Ich weiß kaum, wo beginnen, wenn ich zuweilen auch im Scherz Charley Furuseth alle Schuld gebe. Er besaß ein Sommerhaus auf dem Lande, in Mill Valley, im Schatten des Tamalpais, bezog es aber nur, wenn er sich die Wintermonate vertreiben und, um auszuspannen, Nietzsche und Schopenhauer lesen wollte. Kam der Sommer, so gab er einem heißen, staubigen Dasein in der Stadt mit unablässiger Arbeit den Vorzug. Wäre es nicht meine Gewohnheit gewesen, ihn allwöchentlich von Sonnabend nachmittag bis Montag morgen zu besuchen, so hätte mich eben dieser Januar-Montagmorgen nicht auf der Bucht von San Francisco gesehen.

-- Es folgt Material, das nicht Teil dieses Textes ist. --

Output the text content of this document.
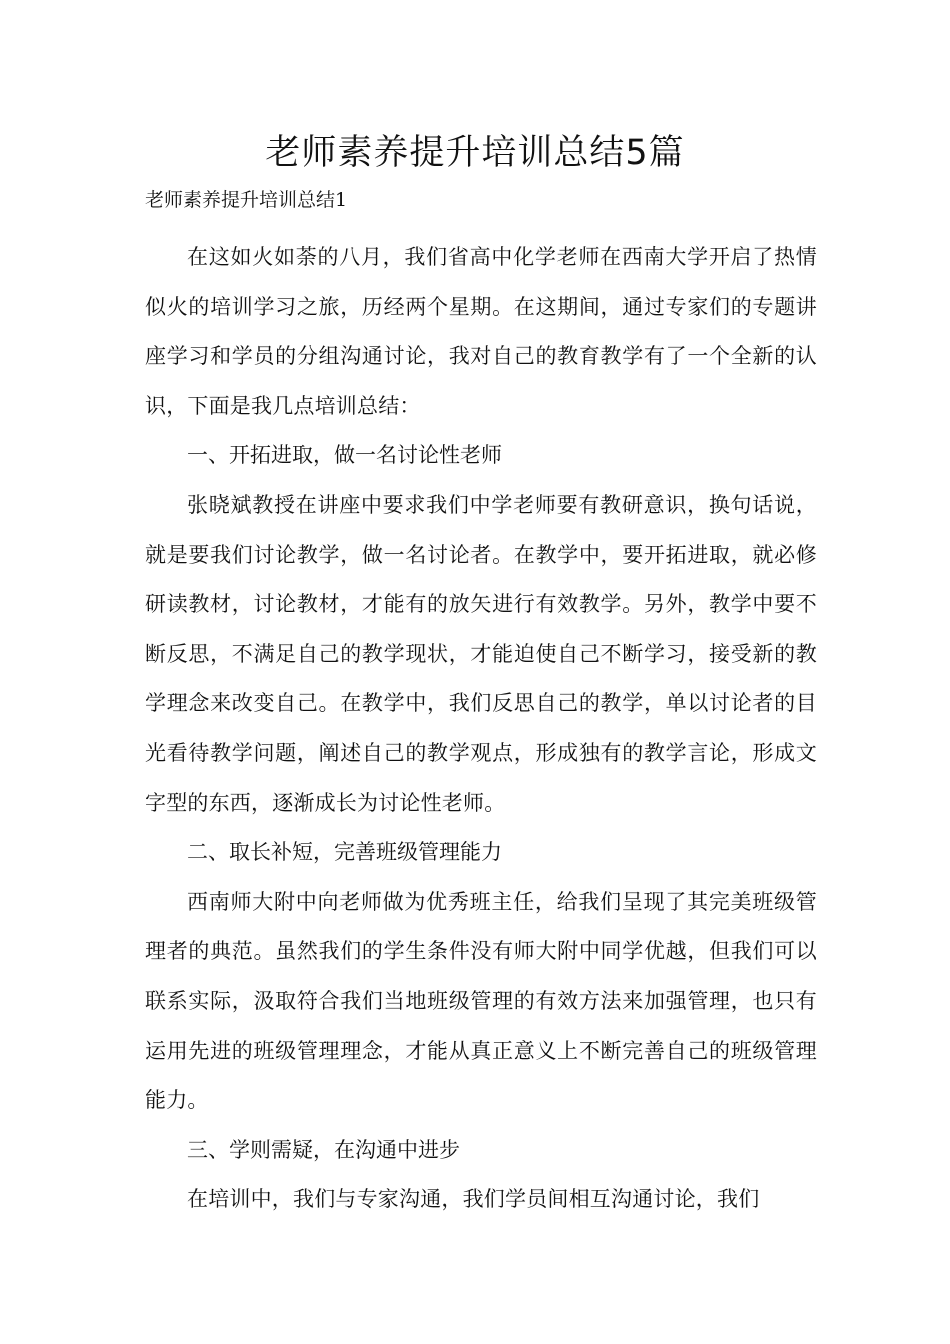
老师素养提升培训总结5篇

老师素养提升培训总结1

在这如火如荼的八月，我们省高中化学老师在西南大学开启了热情似火的培训学习之旅，历经两个星期。在这期间，通过专家们的专题讲座学习和学员的分组沟通讨论，我对自己的教育教学有了一个全新的认识，下面是我几点培训总结：

一、开拓进取，做一名讨论性老师

张晓斌教授在讲座中要求我们中学老师要有教研意识，换句话说，就是要我们讨论教学，做一名讨论者。在教学中，要开拓进取，就必修研读教材，讨论教材，才能有的放矢进行有效教学。另外，教学中要不断反思，不满足自己的教学现状，才能迫使自己不断学习，接受新的教学理念来改变自己。在教学中，我们反思自己的教学，单以讨论者的目光看待教学问题，阐述自己的教学观点，形成独有的教学言论，形成文字型的东西，逐渐成长为讨论性老师。

二、取长补短，完善班级管理能力

西南师大附中向老师做为优秀班主任，给我们呈现了其完美班级管理者的典范。虽然我们的学生条件没有师大附中同学优越，但我们可以联系实际，汲取符合我们当地班级管理的有效方法来加强管理，也只有运用先进的班级管理理念，才能从真正意义上不断完善自己的班级管理能力。

三、学则需疑，在沟通中进步

在培训中，我们与专家沟通，我们学员间相互沟通讨论，我们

Das Schiff, auf dem ich mich befand, bot alle Sicherheit. Die ›Martinez‹ war eine neue Dampffähre, die ihre vierte oder fünfte Fahrt auf der Route Sausalito-San Francisco zurücklegte. Aber der dichte Nebel, der die Bucht wie mit einer Decke überzog, und von dem ich als Landratte keine rechte Vorstellung hatte, war gefahrdrohend. In der Tat erinnere ich mich noch der sanften Erregung, mit der ich meinen Platz vorn auf dem Oberdeck gerade unterhalb des Lotsenhauses eingenommen hatte, während die Geheimnisse des Nebels meine Phantasie umspannen. Es wehte eine frische Brise, und eine Zeitlang befand ich mich allein, in feuchte Finsternis gehüllt – allein und doch nicht allein, denn ich hatte das unbestimmte Gefühl, daß sich der Lotse und noch ein Wesen, das ich für den Kapitän hielt, oben im Glashause über meinem Kopfe befanden.

Ich dachte daran, wie bequem die Arbeitsteilung war, die mich der Mühe enthob, Nebel, Winde, Gezeiten und Schiffahrtskunde zu studieren, und mir doch erlaubte, meinen Freund jenseits der Bucht zu besuchen. Ich stellte Betrachtungen über den Vorteil der Spezialisierung des Menschen an. Das Sonderwissen eines Lotsen und eines Kapitäns genügte für viele Tausende, die ebensowenig von See und Schiffahrt verstanden wie ich. Und ich wiederum hatte es nicht nötig, meine Kräfte auf das Studium unzähliger Dinge zu verschwenden, sondern konnte mich auf einige wenige konzentrieren, wie augenblicklich auf eine Untersuchung der Stellung Poes zu der übrigen amerikanischen Literatur – worüber ich, nebenbei bemerkt, gerade einen Aufsatz in der Zeitschrift ›Atlantic‹ geschrieben hatte. Als ich an Bord gekommen war, hatte ich beim Durchschreiten der Kajüte einen starken Herrn mit den Augen verschlungen, der in die ›Atlantic‹ und offenbar gerade in meinen Aufsatz vertieft war. Und auch hier wieder das System der Arbeitsteilung: Das Sonderwissen von Lotsen und Kapitän brachten den starken Herrn sicher von Sausalito nach San Francisco und erlaubten ihm dabei, sich an den Früchten meines Sonderwissens über Poe zu laben.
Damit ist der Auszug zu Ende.